Interfor’s Hammond cedar mill is closed in 2019. (THE NEWS – files)

Letters: What’s real long-term vision for lower Hammond?

Mill site represents a rare planning opportunity to creatively redevelop a prime, large property.

Editor, The News:

Re: Future of Hammond Cedar Mill remains unknown.

I was very disappointed to read your recent article about the Hammond Cedar mill property and the lack of vision and obvious bias demonstrated by Maple Ridge staff on the future of the site.

I am no expert in timber processing and marketing, but I knew with certainty when I moved to Hammond 15 years ago that the mill would not be forever.

The writing has been on the wall for some time that Hammond Cedar would eventually close, be it pressure due to timber supply, market prices or land values.

It’s simply not acceptable for the city to say it did not plan for it’s closing because it didn’t know.
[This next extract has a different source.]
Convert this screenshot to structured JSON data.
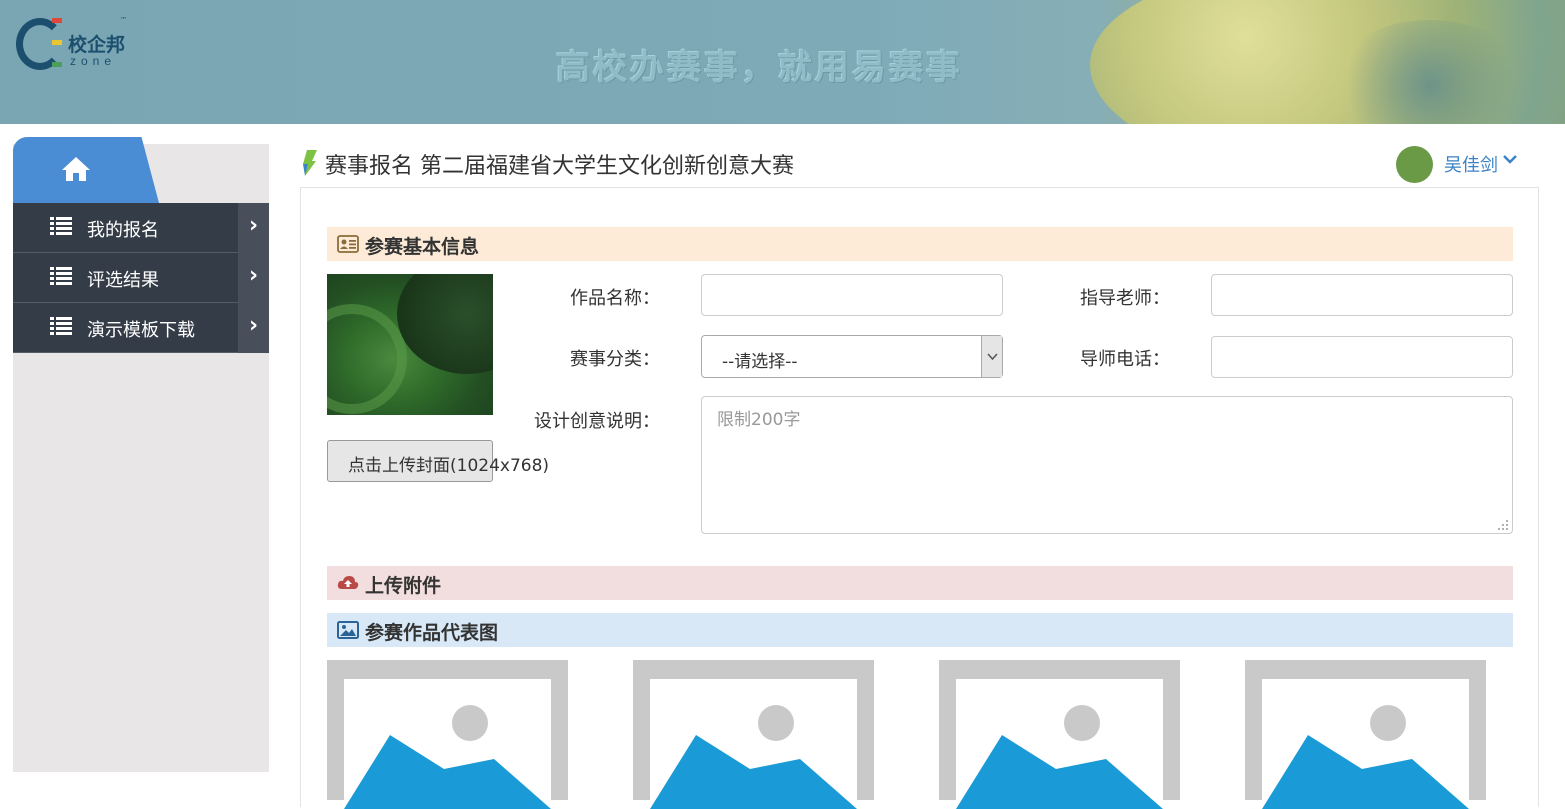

I believe its mind was already made up.

In your short article, I counted no less than eight instances of obvious bias on the part of the city for keeping the land fully industrial and not reconsidering the land use.

I was one of the people interviewed and videoed by city staff during the Hammond area plan process in 2017. During that interview, I spoke about what I called ‘the elephant in the room’, that being the Hammond mill and the fact it was not even being considered in the Hammond planning process.

At that time, I strongly suggested the mill property should be part of the area plan process. My advice and input was ignored.

READ ALSO: Hammond area plan almost ready.

Currently, lower Hammond has tilt-up concrete industrial to our northwest, with much more to come to our southwest.

Currently being built is a concrete mini-warehouse on lower Hammond’s north boundary, a project that was not supported by many area residents.

I expect the city’s preference now would likely be to see more unimaginative tilt-up concrete industrial on the Hammond mill site.

This approach would completely encircle lower Hammond in industrial use and tall concrete walls, leaving one to wonder what the real long-term vision is for lower Hammond?

Add to this the fact that hotel-size houses with no historical character are now being built in our neighbourhood, and one has to wonder what the purpose of the 2017 area plan was and if it has any teeth?

In your article, city staff explained that changing land use would be too difficult and time-consuming, saying ‘city staff would prefer the site remain for industrial use.’

The Hammond mill site represents a rare planning opportunity to creatively redevelop a prime, large property on the Fraser River.

I am not suggesting that it ultimately does not have an industrial or commercial component. What I am saying is that Maple Ridge and Hammond residents deserve better than wasting this land on unimaginative, 1970s style pre-determined planning.

Residents’ input should be legitimately considered.

We need to wake up and see the so-called ‘public input process’ for what it is – a sham, created to give residents the illusion of meaningful input, while planners go ahead with their own pre-determined ideas of what is best for our community.